これは「異文化を言い訳にして思考停止せず、実情を見極め、柔軟に考えて対応していくこと」の一例です。

 


3.異文化で信頼関係を構築する能力

この能力は基本行動とマインドセットに分けられます。

さらに異文化で信頼関係を構築するための基本行動として重要なもの2つを紹介します。

 

まず一つ目は「自らの意図を明らかにする」ことです。

多くの場合、赴任者は現地社員の上役として赴任しますので、現地社員は、自分たちを管理し、仕事の指示を出す人がどんな人物なのか?何を期待しているのか?その不安は赴任者自身よりも大きい可能性もあります。こんなとき、この会社/組織をどうしたいのか、何を成し遂げたいのかというビジョンを伝えるととても歓迎されます。またマネジメント方針については、国による働き方の違いより、自分の会社のフェーズや状況に合ったマネジメント方針を選びその理由を説明することが重要です。これによって現場のストレスや不信感を大幅に減らすことができます。私の場合、フィリピン1社目の立ち上げフェーズでは非常に速いペースで進めていく必要がありましたので、現場には「立ち上げ期はトップダウン、組織や人が成長したらボトムアップに移行する」そして「今は私がすべての意思決定に責任を持つから、社員の皆様はその実行に責任を持ってほしい」と伝え、共通認識を持つことが出来ました。そのお陰で「日本から来たスタッフは全然現場の話を聞いてくれなくて、指示ばっかりしてくる」といったような、こちらの意図に反する受け取り方をされることなく済みました。

 

 

二つ目の重要な行動は、徹底した説明です。

海外赴任の現場において、言葉の壁もあってか、本社の背景事情や目的等の細かな説明は飛ばして、明解・簡潔に指示を出すだけというようなスタイルに陥るケースも少なくありません。しかし、もともとの前提知識・価値観・慣習が異なる相手に接する場合にこそ、自分では「こんな当たり前のこと説明するのは失礼かな?」と思うくらいのレベルから懇切丁寧に説明することが必要です。

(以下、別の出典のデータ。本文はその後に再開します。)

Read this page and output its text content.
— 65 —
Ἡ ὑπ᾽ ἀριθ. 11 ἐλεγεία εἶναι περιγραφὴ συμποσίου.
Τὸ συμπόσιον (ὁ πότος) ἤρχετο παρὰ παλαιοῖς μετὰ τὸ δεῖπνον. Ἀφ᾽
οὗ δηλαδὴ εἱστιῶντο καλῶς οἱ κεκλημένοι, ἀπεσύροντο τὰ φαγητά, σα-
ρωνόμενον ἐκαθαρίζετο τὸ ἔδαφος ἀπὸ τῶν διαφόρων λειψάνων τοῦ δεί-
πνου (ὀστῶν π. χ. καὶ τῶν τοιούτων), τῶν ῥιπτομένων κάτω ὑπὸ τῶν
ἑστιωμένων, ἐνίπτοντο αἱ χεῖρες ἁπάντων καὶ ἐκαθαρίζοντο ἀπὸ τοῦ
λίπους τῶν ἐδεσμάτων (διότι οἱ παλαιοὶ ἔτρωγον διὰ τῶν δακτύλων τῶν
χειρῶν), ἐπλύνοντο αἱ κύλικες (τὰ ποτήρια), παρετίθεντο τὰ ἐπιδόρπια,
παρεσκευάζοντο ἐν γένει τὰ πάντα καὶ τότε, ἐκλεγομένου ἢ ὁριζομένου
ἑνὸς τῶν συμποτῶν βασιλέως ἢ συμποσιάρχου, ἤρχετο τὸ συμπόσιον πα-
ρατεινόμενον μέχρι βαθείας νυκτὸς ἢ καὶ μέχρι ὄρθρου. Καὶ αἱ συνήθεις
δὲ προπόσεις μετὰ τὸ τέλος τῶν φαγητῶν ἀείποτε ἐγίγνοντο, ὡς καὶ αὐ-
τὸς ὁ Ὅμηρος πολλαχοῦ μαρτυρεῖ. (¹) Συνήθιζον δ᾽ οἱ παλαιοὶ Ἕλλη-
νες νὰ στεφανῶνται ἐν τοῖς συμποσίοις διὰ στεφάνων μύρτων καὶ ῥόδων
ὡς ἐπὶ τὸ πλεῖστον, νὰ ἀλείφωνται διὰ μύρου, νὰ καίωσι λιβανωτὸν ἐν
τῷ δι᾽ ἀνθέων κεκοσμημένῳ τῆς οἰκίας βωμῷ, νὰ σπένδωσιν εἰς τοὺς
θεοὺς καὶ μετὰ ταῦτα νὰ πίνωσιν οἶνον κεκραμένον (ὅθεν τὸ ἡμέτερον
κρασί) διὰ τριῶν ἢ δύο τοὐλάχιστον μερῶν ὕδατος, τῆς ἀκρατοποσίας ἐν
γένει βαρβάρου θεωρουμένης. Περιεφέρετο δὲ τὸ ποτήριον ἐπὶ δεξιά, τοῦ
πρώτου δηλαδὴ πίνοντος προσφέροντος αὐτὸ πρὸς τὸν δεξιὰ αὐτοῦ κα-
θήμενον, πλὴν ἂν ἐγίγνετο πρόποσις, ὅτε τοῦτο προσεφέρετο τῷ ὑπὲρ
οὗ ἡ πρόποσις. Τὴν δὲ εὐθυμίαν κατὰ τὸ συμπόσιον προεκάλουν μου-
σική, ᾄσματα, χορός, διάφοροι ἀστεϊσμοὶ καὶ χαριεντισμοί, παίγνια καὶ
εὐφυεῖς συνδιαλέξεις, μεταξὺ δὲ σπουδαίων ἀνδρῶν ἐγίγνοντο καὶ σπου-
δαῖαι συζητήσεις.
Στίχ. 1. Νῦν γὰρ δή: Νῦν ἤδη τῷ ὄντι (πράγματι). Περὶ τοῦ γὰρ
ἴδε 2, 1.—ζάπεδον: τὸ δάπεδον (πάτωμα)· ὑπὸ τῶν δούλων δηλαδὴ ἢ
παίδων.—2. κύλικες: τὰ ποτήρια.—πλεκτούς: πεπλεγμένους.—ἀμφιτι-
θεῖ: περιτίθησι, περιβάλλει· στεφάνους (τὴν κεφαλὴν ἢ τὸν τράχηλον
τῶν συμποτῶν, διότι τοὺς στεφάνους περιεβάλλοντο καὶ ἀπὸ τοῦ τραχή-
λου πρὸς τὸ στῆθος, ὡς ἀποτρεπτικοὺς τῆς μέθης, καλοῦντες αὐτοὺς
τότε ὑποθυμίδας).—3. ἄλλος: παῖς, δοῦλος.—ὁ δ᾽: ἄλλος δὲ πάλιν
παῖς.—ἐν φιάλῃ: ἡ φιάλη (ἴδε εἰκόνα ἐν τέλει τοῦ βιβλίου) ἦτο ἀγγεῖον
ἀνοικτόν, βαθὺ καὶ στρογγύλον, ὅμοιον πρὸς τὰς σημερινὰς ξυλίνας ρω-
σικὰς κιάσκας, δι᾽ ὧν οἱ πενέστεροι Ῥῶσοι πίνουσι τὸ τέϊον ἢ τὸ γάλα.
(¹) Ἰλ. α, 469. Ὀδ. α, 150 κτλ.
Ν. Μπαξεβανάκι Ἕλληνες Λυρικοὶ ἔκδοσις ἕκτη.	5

前職のGoogleで働いていた時、上司は欧米系外国人だったのですが、最初は「なぜこんな簡単な当たり前のことから説明を始めるのだろう?」と感じるくらい詳しく話す人でした。ただ後で、Googleのような多国籍企業で働く場合は異なる国籍・文化・価値観・宗教の中で働くことが当たり前なので、自分の当たり前が通用しないことを前提にコミュニケーションをしていたということがわかりました。こんな経験から得た「徹底した説明」は自分がマネジメントするときも実践してきました。ですので、部下のアウトプットを見て能力を嘆く前に、まずは自らの説明が「自分の当たり前によって」相手に正確に伝わっていないのではないか、必要十分な情報を提供できていないのではないかを振り返るように心がけています。

 

 

 

最後に異文化で信頼関係を構築するのに必要なマインドセットについてお話しします。

そもそも海外で働くとはどういうことでしょうか?

まず、海外で働くにはワーキングビザを取る必要があります。これはフィリピンでは非常に骨が折れる作業で、多くの資料提出とチェック、面接を通してしてやっとワーキングビザを貰うことができ。つまり、海外で働くとは、「その国から許可を頂き、働かせてもらっているということ」ということなのです。だから「その国、地域、人のために貢献することを期待されている」わけなのです。よく「我々の海外進出のお陰で雇用が生まれている」と自慢げに言う方もいますが、そもそも許可を頂いて働かせて頂いている以上当たり前のことで、自慢するようなことではないと思います。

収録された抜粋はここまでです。